Danish-Norwegian nobleman

 Frederik Gabel (1645–1708) was a Danish-Norwegian nobleman who served as Vice Governor-general of Norway from 1699 until his death in 1708.

==Biography==
Frederik Gabel was the son of Christoffer Gabel (1617–1673) who held the trade monopoly for the Faroe Islands. From 1667 through 1685 he served as a diplomatic envoy in Paris and Moscow. He married Anne Cathrine Juul on 25 April 1671 in Christiania (now Oslo), Norway. She was the daughter of former Vice Governor-general of Norway Ove Juel (1615–1686).

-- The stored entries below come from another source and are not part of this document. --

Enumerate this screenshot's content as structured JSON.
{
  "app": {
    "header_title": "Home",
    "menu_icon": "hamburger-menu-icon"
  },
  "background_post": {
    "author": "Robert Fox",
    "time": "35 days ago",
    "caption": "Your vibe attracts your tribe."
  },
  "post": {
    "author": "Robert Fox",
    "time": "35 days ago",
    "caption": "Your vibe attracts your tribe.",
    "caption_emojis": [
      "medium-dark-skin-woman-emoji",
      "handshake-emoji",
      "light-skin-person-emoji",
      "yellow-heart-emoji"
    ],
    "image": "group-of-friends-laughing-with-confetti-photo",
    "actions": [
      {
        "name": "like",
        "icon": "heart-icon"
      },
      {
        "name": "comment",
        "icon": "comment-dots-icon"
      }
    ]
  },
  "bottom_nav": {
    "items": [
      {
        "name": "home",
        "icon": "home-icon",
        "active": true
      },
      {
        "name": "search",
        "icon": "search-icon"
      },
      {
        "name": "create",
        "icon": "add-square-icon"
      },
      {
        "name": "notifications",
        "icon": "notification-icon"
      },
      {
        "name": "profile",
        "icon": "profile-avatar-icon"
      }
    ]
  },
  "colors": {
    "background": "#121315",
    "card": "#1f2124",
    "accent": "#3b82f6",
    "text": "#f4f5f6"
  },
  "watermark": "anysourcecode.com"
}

Gabel promoted a relatively progressive viewpoint, promoting increased separation between the administration in Denmark and that in Norway. Ulrik Frederik Gyldenløve had been Governor-general of Norway from 1664 through 1699, but served much of that time in Denmark, relying on his Vice Governors, Ove Juul and Just Justesen Høeg (1640-1694). Based on his kinship to the king, Gyldenløve, as with Hannibal Sehested before him, had held substantial powers to act freely in Norway. Gabel was authorized extended powers when compared with his immediate predecessor, Just Høeg, but notably less freedom of action than Gyldenløve. Gabel drafted guidelines based on management principles to guide his stewardship of both the King's land and the country of Norway and proposed them to the King in a letter dated 11 September 1700.

During the severe fire in Bergen in 1702, Gabel was present. He witnessed the obvious class hatred as the proletariat did nothing while the houses of the wealthy burned. After investigation, he concluded that great inequities had developed as the upper class had taken powers to themselves. He took those action he could, but lacking the power to act as broadly as he'd like by himself, he wrote letters to the King proposing reforms to reduce the class divide.

He died in Copenhagen on June 21, 1708. He was buried in St. Petri Church in Copenhagen.
He was succeeded as Governor-general of Norway by Johan Vibe (1634–1710).